The weird part to me is the negative soundtrack is so ingrained I did not really notice its absence or muffled mumbling until it faded into the background for awhile. The occasions when I have lost my grip or my focus on the road in front of me and allowed them to take hold they seem so much louder, more persistent, and so destructive.
I am encouraged, though. I
am starting to believe I have more control over this stuff, that there is a way past my personal history and its buttons and triggers and ingrained beliefs about me and my place in the wide world of life. Change, positive change, was a painful hope better to be left outside my view and never, ever mentioned as a possibility. Maybe Definitely not so much now.
Looking at my history of going from denial to coping to managing one issue at a time I see an undeniable pattern of improvement and change. Even reading back through some of my blog posts where I say nice things about myself or repeat compliments I have received I feel that old stab of shame for my conceit and vanity, which I am presently ruthlessly stomping and compacting to something small enough to be rightly pitched from my consciousness. Truth is I am a nice enough person; I am not routinely unkind to others or to animals. Usually only when provoked beyond reasonable tolerances.
I think I am improving in accepting compliments graciously. At least I do not automatically deny or twist myself into a pretzel trying to minimize the kindness. Progress.
Probably there will be a lot more strikeouts of qualifiers as we move along.

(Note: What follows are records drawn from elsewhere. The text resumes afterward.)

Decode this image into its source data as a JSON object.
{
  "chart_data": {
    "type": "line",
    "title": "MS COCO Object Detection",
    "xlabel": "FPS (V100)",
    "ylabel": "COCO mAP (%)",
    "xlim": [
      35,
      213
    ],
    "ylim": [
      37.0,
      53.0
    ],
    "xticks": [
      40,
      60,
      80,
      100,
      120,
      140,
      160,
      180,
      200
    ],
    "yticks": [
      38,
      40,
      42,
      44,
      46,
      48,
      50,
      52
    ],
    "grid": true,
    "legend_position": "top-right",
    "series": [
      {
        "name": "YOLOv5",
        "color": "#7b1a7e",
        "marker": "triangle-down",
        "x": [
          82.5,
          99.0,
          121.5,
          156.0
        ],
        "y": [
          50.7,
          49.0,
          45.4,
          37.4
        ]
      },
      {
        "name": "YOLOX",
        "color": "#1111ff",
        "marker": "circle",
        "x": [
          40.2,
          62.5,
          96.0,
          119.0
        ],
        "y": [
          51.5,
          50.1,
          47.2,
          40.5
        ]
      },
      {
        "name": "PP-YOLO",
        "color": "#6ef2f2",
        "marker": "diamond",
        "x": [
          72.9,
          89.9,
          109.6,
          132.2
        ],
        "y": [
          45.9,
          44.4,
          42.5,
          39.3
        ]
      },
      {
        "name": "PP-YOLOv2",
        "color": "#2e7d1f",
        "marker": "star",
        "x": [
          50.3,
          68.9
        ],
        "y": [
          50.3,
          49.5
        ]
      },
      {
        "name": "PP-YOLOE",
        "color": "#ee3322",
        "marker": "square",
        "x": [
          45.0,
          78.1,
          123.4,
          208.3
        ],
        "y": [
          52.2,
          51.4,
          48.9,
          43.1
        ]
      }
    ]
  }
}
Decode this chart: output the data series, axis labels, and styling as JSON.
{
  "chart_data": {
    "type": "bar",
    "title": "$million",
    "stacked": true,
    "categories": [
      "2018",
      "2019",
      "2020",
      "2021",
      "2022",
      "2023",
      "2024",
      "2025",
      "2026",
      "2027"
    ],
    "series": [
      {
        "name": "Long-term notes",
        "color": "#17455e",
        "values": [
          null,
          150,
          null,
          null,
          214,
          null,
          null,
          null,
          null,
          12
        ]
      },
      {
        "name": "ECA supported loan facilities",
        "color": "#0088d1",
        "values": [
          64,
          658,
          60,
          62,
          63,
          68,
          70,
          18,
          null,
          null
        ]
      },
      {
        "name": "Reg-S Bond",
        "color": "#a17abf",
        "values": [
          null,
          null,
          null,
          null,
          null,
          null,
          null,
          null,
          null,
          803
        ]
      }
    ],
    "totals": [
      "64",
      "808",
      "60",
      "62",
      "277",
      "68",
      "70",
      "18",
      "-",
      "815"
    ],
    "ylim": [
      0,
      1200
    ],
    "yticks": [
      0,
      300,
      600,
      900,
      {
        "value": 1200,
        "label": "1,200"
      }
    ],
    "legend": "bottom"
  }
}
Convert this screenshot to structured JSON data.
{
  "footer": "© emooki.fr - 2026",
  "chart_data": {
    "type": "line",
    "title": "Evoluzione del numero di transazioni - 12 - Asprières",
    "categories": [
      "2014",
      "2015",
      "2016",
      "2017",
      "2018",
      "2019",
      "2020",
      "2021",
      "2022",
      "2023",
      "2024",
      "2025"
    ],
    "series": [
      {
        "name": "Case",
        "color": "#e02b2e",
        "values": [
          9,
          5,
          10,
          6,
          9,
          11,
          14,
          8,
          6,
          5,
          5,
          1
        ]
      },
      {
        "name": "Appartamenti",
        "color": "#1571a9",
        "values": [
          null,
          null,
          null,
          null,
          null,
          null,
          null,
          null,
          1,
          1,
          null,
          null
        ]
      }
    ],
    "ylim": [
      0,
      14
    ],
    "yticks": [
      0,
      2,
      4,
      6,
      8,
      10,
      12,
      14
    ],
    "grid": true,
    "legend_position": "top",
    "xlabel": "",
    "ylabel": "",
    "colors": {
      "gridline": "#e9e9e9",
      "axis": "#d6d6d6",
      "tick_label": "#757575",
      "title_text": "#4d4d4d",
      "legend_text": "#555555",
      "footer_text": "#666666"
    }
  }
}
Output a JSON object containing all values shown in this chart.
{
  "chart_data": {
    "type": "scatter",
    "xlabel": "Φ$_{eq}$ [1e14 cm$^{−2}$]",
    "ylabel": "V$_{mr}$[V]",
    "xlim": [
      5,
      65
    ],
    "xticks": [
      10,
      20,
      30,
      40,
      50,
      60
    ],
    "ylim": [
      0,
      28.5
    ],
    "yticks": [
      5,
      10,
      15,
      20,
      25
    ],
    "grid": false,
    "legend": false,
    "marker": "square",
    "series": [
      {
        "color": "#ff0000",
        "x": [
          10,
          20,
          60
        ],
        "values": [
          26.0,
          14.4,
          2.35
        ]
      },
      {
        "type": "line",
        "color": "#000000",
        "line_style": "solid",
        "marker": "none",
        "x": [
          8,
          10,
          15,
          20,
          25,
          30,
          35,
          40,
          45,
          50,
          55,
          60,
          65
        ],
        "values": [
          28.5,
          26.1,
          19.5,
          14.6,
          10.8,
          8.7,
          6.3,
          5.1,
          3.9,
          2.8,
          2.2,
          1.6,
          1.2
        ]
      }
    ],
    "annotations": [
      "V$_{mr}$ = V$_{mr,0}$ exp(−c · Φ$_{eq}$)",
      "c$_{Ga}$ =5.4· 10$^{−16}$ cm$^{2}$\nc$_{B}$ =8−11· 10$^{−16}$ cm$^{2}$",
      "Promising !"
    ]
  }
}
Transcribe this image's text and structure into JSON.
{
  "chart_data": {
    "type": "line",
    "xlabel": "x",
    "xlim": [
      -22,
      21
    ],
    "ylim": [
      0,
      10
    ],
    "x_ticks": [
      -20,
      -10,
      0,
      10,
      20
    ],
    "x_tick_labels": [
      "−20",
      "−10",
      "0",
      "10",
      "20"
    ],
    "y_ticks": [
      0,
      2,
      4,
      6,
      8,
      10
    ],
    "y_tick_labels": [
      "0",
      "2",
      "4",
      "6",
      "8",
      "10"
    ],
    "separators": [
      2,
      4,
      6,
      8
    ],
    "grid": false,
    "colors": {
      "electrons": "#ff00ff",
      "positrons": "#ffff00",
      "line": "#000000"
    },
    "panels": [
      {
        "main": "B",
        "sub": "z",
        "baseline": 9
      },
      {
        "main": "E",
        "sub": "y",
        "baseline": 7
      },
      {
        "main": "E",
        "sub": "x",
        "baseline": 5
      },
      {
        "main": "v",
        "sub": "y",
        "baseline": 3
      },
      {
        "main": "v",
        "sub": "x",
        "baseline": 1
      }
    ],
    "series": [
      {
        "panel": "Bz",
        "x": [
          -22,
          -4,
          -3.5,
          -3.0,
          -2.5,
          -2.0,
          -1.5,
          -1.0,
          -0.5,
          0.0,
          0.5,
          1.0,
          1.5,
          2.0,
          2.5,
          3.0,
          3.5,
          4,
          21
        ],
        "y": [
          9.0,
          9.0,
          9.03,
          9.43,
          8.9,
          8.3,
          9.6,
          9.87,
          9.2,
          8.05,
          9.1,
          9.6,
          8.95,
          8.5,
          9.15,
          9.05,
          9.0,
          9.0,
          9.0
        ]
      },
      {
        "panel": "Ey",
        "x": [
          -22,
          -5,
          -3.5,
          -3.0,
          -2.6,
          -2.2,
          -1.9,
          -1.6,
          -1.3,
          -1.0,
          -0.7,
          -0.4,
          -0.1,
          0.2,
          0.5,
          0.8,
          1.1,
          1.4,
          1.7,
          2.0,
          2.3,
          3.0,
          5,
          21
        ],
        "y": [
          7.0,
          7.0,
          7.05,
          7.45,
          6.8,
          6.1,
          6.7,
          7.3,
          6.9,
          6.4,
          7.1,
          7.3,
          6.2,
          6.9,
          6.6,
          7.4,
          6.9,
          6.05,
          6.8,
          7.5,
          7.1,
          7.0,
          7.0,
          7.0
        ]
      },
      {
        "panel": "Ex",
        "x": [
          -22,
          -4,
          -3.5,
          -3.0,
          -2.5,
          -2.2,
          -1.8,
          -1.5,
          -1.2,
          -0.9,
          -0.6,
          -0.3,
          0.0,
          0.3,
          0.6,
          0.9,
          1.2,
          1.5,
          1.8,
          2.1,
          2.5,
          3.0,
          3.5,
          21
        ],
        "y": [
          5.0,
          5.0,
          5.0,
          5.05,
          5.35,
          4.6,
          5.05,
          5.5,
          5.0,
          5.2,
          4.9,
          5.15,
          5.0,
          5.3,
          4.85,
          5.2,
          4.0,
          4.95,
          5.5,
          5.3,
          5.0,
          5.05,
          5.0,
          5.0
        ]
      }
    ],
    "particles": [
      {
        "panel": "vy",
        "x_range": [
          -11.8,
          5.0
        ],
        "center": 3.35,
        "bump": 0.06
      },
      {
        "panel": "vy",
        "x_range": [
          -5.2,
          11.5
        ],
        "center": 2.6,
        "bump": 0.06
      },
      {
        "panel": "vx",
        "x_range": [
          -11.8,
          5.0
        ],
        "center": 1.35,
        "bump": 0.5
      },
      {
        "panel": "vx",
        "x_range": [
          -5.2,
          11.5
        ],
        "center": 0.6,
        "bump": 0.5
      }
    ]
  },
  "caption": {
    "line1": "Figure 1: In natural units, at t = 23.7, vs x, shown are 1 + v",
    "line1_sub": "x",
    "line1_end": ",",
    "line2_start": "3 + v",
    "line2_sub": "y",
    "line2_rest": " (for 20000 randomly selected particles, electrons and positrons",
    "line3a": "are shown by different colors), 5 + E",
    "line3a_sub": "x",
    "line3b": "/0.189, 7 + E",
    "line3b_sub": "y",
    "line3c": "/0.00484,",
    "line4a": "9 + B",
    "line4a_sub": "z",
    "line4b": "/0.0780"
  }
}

Commenter SAK noted that I underestimate my abilities, being mired for so long in the negative. It is beyond possible and into very likely territory that she is correct, and it is also possible to very likely I may agree with her. Either way, I am hugely flattered she thinks that is the case. But I also know that my goal is sustainability, and I have to work the process to make sustainability happen. In a week, a month, a year my outlook will be different. Perhaps my ego will be completely unbound and Hell-bent on world domination and I will be truly insufferable, but that is not something to concern myself about this particular Wednesday – ego still very much in check as of this moment. (*smile*) If and when it happens it will be an issue to be wrangled and subdued. For now, I will just continue my tiny little baby steps forward and celebrate each and every success as it happens.
The day has turned into a good one, especially considering the dust-up of fear and anxiety from the Very Bad Incident; all that has calmed considerably. The day began weakly and has built up my strength and resilience as the hours have passed. I expect it will wind down quite powerfully. Progress marches on.
And tomorrow is Thursday, training day. It will be fun no matter what J is contemplating, and I am looking forward to being back in the gym and in a better, more present and focused frame of mind. I have stopped listening to the gym’s marketing machine – headphones are a great thing – and am back to deleting any and all email or articles in my reader related to fitness and health and instant results and cautionary tales. For a little while I will retreat and depend on gatekeeper J to fill in the blanks with stuff I should know about. Left to my own devices I get overwhelmed and aggravated with all the crap.
And soon it’s off for kava. With this crew, that should prove interesting to watch.